Tulare County is doing its part to save water during California’s historic drought by turning off sprinklers, focusing on planting drought resistant plants, and seeking ways to improve irrigation efficiency at its parks and grounds.
Officials with the Tulare County Parks & Grounds division reported at Tuesday’s Board of Supervisors meeting that since the water reduction measures were implemented in December 2013 more than 125 acre feet, or 40 million gallons, has been saved.
“Tulare County will continue to lead the way when it comes to water conservation measures,” said Phil Cox, Chairman of the Board of Supervisors. “A gallon saved by the county is a gallon that could be used by our agriculture community, which is the lifeblood of our economy.”
Tulare County Parks & Grounds Manager Neil Pilegard said irrigation at county parks and grounds – totaling 450 acres – has been reduced by 50 percent.
“We ask the public to bear with us as the grounds at our favorite parks go brown,” Pilegard said. “We would also encourage residents to reduce their irrigation as well as we fight to conserve water.”

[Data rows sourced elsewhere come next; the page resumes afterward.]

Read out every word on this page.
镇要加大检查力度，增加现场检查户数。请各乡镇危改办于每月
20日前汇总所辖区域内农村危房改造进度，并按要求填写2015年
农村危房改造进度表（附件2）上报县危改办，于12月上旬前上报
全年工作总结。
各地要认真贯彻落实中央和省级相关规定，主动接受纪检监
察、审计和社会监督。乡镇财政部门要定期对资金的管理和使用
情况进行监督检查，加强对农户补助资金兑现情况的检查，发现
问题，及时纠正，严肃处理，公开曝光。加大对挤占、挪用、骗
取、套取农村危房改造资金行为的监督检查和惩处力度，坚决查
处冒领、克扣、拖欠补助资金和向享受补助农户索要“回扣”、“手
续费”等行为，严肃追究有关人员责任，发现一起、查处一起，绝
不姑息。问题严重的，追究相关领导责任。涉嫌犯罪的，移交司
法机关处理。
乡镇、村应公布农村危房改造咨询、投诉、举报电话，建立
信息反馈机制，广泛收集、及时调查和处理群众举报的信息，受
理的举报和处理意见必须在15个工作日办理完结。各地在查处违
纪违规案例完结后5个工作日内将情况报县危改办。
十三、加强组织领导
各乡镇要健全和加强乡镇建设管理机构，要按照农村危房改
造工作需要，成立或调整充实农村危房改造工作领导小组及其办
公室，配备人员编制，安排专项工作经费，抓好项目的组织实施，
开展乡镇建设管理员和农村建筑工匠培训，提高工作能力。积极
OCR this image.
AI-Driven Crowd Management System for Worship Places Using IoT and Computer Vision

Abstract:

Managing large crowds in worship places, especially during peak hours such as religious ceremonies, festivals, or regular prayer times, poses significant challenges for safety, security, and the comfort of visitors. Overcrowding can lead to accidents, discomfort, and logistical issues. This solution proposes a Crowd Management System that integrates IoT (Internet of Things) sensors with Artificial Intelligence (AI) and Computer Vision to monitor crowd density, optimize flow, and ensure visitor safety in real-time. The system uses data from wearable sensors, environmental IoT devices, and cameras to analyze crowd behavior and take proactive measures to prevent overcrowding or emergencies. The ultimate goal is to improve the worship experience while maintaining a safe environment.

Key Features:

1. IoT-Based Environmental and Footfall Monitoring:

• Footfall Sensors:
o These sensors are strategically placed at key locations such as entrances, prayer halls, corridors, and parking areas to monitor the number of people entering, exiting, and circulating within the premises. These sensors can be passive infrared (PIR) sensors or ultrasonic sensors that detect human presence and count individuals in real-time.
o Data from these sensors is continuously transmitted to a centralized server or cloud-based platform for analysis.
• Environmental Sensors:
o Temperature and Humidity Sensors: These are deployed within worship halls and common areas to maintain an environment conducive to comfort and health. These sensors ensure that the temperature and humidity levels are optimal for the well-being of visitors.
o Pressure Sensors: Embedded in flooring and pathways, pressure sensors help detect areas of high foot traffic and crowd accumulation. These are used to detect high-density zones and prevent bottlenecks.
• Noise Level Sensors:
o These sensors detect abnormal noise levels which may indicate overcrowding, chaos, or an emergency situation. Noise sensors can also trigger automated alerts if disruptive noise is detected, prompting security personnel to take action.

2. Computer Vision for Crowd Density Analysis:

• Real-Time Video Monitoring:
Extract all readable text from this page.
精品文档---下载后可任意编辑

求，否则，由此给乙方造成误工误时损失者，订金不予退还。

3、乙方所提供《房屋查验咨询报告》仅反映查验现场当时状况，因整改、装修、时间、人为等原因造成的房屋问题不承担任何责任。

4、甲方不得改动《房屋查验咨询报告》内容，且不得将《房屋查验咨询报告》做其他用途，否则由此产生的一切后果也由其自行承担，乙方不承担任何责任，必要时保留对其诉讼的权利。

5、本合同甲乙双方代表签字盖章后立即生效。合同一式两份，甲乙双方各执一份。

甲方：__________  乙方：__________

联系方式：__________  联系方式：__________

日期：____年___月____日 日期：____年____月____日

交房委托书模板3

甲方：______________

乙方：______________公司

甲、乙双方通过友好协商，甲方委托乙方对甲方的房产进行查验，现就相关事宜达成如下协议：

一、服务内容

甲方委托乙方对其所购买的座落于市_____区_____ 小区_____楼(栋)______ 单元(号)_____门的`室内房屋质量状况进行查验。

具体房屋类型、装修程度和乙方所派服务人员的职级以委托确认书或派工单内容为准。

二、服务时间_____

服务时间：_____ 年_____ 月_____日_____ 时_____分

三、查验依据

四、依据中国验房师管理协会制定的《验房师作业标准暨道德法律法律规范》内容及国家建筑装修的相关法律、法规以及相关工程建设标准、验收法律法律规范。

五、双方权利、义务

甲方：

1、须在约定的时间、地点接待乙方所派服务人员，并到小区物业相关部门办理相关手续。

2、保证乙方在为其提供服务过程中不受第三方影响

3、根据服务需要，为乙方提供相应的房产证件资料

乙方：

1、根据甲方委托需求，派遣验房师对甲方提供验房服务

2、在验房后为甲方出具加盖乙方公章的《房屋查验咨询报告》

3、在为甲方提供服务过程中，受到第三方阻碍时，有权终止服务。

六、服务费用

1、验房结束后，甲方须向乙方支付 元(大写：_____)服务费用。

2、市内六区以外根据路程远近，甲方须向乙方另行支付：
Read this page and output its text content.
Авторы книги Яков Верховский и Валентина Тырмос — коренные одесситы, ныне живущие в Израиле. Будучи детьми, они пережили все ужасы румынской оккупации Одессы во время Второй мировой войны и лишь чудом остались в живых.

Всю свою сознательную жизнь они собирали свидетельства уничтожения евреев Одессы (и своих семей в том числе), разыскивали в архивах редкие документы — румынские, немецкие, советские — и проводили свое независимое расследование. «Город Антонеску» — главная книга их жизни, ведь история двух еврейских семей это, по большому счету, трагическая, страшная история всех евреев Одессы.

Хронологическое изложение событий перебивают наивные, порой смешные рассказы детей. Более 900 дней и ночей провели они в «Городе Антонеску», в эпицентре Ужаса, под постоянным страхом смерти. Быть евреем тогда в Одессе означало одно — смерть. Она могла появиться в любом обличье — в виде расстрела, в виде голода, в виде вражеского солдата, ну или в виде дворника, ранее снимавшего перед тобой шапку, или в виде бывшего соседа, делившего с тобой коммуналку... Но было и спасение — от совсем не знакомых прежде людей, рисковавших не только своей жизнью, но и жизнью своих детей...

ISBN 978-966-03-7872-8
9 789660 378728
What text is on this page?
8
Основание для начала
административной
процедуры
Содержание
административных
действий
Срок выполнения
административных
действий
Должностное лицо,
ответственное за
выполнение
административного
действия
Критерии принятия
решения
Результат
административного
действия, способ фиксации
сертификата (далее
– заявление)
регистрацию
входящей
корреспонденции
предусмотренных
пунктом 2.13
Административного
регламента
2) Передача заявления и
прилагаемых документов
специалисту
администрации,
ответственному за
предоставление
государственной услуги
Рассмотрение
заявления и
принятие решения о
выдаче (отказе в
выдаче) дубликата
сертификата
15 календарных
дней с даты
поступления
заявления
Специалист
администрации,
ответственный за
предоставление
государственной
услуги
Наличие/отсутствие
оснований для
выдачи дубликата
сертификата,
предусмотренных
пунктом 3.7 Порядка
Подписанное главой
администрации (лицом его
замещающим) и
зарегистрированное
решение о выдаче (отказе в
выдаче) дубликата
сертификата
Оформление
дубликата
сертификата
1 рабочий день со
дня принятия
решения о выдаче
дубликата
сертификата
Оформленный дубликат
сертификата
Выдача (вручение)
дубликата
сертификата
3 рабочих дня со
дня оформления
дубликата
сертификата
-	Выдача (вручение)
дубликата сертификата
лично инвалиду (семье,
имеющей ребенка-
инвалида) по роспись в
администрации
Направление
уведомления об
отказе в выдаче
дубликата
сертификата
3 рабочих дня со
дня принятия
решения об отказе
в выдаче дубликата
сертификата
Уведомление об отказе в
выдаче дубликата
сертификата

Pilegard said that while county parks are going brown, it will grow back during better water years because the grass is the Bermuda variety, which grows back easily.
In addition, the county will seek grant opportunities to renovate outdated and inefficient irrigation systems and continue to implement water saving landscapes at various sites.
Pilegard said signs will also be installed at county parks to educate the public about the water saving measures being implemented.